The University of Chicago’s Independent Student Newspaper since 1892

Chicago Maroon

Aaron Bros Sidebar

Archaeology prof McGuile Gibson talks war, saving relics at Law School conference

The University of Chicago Law School hosted a conference last Friday entitled, “Protecting Cultural Heritage: International Law After the War in Iraq.” The two-hour conference focused on the implementation of international law and policy in the aftermath of the Iraq war.

Lawrence Rothfield, faculty director of the Cultural Policy Center at the University, made opening remarks on the failure of policy and law in postwar Iraq, calling for improved strategies against oversights made during and immediately after the war.

McGuile Gibson, an archaeology professor at the Oriental Institute and president of the American Academic Research Institute in Iraq, said that the country was home to the “earliest advancements in human history,” and cited the Iraq Department of Antiquities and Iraq National Museum as safeguards to protect all sites considered valuable.

Violence in modern Iraq has hurt its archaeological treasures, according to the panel. The Iran-Iraq wars, from 1980 to 1988, reduced archaeological projects by depleting both financial resources and manpower. Illicit digging met the recession of the late 1980s, and, as Gibson put it, “looting grew into a huge, managed industry.”

According to Gibson, one leading New York collector of the time had said, “This is the golden age of collecting.”

Gibson said he was concerned when the most recent war between the United States and Iraq appeared to grow nearer.

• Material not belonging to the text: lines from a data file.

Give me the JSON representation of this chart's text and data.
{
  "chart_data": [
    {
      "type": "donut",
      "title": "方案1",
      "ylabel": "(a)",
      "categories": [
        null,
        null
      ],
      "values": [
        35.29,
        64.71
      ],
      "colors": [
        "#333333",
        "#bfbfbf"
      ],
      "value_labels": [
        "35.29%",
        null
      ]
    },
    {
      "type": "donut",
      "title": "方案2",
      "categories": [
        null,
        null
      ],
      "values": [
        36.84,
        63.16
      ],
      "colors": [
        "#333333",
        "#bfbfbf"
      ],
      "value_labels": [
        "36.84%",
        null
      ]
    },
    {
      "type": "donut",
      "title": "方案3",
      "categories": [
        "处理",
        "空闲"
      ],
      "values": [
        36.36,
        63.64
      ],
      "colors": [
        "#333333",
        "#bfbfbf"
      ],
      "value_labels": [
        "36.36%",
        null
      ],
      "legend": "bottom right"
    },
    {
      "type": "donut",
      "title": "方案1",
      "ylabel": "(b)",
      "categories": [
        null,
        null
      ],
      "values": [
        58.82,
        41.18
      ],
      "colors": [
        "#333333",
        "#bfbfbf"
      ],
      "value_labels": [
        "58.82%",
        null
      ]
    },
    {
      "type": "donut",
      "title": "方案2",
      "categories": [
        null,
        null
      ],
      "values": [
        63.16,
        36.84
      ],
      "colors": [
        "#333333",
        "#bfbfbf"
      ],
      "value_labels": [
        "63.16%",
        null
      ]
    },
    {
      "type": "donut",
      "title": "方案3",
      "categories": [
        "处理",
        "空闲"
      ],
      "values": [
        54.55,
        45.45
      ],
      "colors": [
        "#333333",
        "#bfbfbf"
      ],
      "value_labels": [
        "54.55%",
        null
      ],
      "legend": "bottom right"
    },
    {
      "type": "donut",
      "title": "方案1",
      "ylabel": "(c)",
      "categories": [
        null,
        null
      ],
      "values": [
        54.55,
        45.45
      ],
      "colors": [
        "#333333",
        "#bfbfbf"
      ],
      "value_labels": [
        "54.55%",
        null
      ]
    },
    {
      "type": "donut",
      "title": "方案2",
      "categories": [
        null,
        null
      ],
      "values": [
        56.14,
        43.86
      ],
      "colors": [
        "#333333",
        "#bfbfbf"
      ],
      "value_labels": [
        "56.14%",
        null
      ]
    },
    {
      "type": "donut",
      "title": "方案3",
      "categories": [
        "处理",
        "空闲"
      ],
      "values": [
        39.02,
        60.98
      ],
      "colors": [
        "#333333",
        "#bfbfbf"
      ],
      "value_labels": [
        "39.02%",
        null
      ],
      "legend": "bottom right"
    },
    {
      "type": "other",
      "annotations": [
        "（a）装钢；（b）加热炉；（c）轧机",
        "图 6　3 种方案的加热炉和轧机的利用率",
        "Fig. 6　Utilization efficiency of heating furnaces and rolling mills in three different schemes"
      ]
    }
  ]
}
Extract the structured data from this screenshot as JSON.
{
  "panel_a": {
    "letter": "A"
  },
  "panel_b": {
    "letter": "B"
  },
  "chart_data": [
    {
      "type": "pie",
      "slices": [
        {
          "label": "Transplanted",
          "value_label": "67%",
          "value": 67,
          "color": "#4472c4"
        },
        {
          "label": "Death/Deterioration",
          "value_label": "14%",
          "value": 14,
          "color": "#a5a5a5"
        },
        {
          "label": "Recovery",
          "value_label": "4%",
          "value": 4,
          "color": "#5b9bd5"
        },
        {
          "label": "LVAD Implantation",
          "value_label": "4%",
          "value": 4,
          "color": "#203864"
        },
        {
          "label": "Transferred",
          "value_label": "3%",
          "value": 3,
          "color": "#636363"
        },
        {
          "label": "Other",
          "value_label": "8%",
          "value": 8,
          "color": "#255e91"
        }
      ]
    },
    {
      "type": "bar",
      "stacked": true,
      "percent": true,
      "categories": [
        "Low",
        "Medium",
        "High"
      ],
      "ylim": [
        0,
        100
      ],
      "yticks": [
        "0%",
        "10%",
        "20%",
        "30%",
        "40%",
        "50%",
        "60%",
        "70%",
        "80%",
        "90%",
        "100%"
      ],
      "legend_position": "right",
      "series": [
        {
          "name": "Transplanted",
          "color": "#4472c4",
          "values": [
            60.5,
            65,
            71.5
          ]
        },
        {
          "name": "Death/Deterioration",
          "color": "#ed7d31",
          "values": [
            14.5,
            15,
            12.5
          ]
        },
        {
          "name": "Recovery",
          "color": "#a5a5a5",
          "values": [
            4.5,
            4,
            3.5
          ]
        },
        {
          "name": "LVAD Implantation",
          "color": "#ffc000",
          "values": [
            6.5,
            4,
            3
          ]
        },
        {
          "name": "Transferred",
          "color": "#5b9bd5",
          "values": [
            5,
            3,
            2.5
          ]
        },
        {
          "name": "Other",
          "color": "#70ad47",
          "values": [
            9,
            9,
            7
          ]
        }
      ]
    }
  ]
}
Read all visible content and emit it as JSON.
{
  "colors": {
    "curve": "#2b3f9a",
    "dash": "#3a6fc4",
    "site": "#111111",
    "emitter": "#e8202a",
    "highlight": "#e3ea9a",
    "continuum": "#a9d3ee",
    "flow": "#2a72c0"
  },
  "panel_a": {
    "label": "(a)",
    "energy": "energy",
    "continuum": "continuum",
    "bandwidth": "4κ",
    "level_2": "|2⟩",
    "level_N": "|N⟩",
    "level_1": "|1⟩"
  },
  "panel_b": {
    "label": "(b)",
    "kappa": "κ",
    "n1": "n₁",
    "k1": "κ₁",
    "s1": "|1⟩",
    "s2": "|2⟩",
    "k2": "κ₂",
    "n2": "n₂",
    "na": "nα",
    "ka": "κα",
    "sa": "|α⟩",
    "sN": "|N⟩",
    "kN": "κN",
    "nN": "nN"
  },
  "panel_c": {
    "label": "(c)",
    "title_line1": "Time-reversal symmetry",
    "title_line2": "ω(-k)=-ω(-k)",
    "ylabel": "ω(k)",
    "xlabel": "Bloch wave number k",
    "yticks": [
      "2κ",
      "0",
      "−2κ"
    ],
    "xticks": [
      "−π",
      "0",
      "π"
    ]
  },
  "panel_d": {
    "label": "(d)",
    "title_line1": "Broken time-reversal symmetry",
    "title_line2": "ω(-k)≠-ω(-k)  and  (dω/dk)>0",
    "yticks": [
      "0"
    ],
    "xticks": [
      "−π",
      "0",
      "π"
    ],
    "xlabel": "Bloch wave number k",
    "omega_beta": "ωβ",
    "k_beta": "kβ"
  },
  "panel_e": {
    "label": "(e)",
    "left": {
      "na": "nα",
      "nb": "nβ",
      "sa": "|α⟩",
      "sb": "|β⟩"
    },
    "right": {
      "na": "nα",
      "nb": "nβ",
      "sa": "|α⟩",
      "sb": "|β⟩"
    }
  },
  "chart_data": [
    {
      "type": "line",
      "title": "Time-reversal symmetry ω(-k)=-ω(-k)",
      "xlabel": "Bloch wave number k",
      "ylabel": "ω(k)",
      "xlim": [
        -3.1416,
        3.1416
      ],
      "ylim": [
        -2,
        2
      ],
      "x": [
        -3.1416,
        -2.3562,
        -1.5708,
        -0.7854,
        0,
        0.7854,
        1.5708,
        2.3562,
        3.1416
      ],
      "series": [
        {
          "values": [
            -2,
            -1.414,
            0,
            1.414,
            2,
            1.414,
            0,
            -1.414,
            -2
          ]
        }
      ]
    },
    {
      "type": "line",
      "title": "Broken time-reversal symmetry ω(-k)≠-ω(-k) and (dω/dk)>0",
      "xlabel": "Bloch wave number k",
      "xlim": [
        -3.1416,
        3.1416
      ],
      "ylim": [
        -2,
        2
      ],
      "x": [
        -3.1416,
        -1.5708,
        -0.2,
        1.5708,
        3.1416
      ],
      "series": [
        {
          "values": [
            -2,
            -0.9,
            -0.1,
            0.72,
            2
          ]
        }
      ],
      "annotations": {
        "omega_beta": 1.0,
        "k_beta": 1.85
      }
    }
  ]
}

Before Operation Iraqi Freedom, he worked with both the Pentagon and the State Department, where he emphasized the value of the Iraq National Museum, the center of Iraqi antiquities in Baghdad. But despite repeated assurances, Gibson noted that U.S. troops did not protect the museum, which lost 15,000 artifacts after looting reached an all-time high. Only a third of the missing artifacts have been recovered.

Panelists at the conference included Matthew Bodganos, colonel in the U.S. Marine Reserves and leader of the inter-agency investigation of Iraqi antiquities looting during the war; Patrick Boylan, professor emeritus of heritage policy and management at City University in London; Guido Carducci, chief of the international standards section in the Division of Cultural Heritage, UNESCO; Patty Gerstenblith, professor of law at DePaul University; and Jan Hladik, program specialist of the international standards section in the Division of Cultural Heritage, UNESCO.

The U of C, whose archaeological involvement in Iraq dates to 1903, is actively participating in the documentation and recovery of the Iraq Museum’s collection.